En plus de sa fonction première de validation des blocs, la preuve de travail est un élément central de sécurité de la chaine. Supposons qu’un nœud corrompu souhaite propager une fausse version (avec par exemple des balances falsifiées pour certains comptes). Pour que cette version soit acceptée par les autres nœuds l’ensemble des blocs la composant doivent être valides, c’est-à-dire qu’ils doivent tous avoir un nonce correct vis à vis des données correspondantes. La puissance de calcul nécessaire pour recréer une chaine valide étant extrêmement élevée, il est très improbable qu’un nœud puisse y arriver d’autant plus que la chaine ‘officielle’ continue de croitre par ailleurs. Une telle possibilité n’est tout de même pas impossible si une majorité des nœuds du réseau s’accordent pour y arriver, on parle alors d’une attaque de type 51%. La probabilité de réussite d’une telle attaque diminue toutefois à mesure que le réseau s’agrandit mais reste une source d’inquiétude à l’heure ou l’immense majorité de la puissance de calcul est entre les mains de quelques groupes (cas de Bitcoin).
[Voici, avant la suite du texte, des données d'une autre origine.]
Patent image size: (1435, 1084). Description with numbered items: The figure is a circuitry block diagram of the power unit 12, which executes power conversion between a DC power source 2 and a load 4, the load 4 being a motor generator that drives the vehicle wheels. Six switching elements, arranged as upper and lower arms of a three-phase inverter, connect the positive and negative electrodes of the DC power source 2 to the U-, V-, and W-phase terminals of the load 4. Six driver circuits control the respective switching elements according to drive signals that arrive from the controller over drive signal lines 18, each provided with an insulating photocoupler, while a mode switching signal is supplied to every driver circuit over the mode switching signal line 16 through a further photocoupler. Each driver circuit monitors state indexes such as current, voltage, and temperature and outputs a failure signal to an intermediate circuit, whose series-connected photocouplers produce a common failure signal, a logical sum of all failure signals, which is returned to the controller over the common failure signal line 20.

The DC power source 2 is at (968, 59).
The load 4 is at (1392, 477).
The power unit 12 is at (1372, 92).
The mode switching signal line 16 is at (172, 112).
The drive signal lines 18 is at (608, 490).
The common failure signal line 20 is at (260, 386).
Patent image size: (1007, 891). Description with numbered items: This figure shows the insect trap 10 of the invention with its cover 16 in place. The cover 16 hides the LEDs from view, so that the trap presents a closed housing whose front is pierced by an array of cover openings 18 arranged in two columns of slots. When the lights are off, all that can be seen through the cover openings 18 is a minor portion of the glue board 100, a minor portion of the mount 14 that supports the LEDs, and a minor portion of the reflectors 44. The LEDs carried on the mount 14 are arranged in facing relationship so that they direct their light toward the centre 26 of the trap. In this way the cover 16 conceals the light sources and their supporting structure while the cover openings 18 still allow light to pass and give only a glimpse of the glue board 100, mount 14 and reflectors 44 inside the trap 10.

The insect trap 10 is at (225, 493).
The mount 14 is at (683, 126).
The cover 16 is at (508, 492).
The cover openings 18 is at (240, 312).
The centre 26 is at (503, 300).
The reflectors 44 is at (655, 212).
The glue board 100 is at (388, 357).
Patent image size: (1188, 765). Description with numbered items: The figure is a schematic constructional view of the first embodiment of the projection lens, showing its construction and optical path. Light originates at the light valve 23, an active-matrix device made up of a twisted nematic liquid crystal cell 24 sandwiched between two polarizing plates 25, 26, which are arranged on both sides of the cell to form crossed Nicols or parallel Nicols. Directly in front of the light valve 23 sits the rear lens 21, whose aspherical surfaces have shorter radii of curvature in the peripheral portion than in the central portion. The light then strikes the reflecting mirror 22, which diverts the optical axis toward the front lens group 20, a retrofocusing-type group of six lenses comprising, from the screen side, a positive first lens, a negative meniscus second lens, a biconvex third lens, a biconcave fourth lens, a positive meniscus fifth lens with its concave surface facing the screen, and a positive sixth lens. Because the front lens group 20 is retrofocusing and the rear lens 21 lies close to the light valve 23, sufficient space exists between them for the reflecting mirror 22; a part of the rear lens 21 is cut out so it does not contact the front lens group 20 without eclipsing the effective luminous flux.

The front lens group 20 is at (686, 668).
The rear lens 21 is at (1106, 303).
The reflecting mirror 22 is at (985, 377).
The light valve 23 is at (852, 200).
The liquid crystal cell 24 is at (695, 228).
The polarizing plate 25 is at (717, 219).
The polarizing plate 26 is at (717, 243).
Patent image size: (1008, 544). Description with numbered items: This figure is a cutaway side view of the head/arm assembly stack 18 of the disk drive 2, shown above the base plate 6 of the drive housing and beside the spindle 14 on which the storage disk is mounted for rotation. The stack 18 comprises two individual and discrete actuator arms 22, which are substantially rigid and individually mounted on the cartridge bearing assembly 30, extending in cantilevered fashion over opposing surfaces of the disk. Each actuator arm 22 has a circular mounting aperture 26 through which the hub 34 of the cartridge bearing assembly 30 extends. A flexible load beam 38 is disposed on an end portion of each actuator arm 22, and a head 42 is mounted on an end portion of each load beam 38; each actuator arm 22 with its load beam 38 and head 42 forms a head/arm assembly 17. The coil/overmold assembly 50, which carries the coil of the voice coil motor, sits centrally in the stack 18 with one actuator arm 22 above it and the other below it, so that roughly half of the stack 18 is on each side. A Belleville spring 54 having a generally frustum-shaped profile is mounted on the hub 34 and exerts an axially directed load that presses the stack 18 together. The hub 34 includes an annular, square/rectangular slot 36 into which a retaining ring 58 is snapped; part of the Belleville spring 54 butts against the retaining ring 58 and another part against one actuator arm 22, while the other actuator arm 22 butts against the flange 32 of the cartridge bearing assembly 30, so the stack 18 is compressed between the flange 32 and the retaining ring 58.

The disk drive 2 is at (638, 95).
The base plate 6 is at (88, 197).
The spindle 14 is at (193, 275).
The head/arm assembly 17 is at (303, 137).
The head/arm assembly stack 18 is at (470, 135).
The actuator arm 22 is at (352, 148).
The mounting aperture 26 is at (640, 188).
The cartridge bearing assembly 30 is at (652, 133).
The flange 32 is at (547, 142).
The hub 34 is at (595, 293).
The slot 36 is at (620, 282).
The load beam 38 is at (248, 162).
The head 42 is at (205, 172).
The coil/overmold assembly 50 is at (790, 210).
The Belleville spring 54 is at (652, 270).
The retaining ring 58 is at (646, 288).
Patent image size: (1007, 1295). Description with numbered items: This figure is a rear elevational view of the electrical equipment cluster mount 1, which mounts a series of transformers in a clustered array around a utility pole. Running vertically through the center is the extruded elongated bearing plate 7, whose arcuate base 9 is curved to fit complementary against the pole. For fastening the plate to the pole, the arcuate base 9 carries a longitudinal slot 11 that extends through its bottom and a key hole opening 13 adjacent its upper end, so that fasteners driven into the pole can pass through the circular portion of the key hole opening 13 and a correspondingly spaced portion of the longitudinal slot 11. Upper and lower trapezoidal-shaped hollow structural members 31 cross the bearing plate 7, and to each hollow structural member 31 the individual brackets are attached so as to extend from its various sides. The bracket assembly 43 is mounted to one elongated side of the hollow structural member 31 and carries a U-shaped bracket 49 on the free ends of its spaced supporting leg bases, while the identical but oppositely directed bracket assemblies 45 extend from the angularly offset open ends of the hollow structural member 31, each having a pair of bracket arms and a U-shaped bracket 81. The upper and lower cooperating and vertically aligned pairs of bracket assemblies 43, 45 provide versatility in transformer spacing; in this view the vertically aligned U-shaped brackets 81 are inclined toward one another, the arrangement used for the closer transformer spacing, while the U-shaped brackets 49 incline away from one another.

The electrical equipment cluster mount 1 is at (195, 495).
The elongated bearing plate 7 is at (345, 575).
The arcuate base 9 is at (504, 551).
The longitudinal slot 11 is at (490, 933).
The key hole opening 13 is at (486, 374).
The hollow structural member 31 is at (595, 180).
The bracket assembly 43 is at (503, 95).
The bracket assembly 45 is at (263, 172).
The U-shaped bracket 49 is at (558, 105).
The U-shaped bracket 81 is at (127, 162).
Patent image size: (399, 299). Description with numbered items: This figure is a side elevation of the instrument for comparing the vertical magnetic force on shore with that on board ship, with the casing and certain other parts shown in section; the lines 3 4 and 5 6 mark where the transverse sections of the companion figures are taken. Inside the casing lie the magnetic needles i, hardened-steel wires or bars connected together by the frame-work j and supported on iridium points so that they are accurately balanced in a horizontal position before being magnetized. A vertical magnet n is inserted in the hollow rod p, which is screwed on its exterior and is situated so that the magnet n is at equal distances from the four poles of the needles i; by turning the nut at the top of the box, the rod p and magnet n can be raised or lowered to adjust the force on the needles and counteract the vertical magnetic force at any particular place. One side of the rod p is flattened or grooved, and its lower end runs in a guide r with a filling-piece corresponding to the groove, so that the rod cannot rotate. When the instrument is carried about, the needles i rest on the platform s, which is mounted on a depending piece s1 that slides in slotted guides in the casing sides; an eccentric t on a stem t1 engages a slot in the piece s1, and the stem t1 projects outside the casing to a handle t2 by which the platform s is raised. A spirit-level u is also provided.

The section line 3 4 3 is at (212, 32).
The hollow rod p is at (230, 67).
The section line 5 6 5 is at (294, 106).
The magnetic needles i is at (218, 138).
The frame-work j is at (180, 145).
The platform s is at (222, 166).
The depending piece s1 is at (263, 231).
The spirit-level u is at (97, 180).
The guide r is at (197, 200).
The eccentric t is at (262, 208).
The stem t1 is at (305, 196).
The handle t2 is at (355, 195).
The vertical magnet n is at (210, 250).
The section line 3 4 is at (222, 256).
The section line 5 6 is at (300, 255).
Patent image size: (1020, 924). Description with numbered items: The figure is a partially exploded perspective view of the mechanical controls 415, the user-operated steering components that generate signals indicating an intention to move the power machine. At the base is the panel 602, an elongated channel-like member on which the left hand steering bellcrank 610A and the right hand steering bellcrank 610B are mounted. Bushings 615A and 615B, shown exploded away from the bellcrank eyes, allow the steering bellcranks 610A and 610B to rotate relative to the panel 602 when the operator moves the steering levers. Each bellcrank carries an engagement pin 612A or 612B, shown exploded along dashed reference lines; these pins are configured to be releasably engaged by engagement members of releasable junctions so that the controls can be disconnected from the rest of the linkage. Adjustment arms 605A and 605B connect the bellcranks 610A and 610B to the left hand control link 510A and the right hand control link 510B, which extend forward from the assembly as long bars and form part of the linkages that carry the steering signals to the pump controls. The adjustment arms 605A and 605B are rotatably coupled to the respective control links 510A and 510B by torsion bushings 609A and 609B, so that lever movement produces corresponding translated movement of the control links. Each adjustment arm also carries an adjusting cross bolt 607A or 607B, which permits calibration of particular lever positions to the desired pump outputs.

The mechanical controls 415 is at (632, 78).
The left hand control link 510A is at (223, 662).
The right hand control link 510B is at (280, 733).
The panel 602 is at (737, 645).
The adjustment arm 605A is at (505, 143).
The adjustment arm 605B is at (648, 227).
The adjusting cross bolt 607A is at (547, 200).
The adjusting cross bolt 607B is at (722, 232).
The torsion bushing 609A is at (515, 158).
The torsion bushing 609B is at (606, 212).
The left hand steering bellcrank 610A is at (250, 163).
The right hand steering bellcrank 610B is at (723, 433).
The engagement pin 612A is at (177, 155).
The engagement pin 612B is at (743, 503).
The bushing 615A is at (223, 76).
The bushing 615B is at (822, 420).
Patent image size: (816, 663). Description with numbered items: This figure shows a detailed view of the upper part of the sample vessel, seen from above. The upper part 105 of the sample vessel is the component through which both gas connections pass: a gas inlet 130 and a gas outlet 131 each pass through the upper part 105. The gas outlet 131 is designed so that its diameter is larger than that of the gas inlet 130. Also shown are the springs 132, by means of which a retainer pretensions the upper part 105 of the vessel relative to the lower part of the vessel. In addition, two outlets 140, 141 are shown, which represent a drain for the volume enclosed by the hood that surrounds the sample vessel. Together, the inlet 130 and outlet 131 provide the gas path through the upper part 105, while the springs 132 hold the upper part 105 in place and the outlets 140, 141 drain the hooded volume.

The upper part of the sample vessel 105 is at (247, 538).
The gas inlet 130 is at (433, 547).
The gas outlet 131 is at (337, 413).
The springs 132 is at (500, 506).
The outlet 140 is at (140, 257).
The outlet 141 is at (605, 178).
La preuve de travail n’est pas exempte de défauts :

  • Problème de dimensionnement : Les blocs ayants une taille et une fréquence de création prédéfinies, il est difficile pour les réseaux utilisant la preuve de travail de s’adapter à une augmentation massive du trafic ou à traiter un grand nombre de transactions concomitantes. Plusieurs options sont ou ont été sur la table pour remédier à ce problème, notamment augmenter la taille des blocs (Bitcoin Cash), déplacer certaines informations à l’extérieur de la chaine (SegWit) voir n’enregistrer que certaines transactions (Lightning Network).
  • Problèmes environnementaux: La preuve de travail est critiquée pour son utilisation abusive d’électricité, dont l’immense majorité est utilisée en pure perte. Les niveaux de consommation actuels ne sont pas tenables sur le long terme et font l’objet de débats. La course à la puissance de calcul a également un impact non négligeable sur le prix des composants informatiques telles que les cartes graphiques, lesquelles sont particulièrement adaptées à certains types de fonctions de hashing et ont vu leur prix s’envoler récemment.
  • Problème de la concentration des réseaux : Le rendement de l’activité de mining est particulièrement aléatoire par construction. Cela a mené à la constitution de groupes mettant en commun leur ressources (pool) et partageant les profits. On pourrait citer également la création de matériel spécialisé dans le mining de certaines fonctions de hashing (‘ASICS’) qui rendent quasiment impossible l’activité de mining pour les particuliers disposant de machines classiques. Il s’en suit une concentration croissante de la puissance de calcul entre les mains de quelques groupes ce qui va à l’encontre de la vision initiale du système et rend une prise de contrôle potentielle (attaque 51%) plus probable.

 

Plusieurs solutions ont été proposés pour tenter de remédier à ces problèmes et feront l’objet d’un prochain article.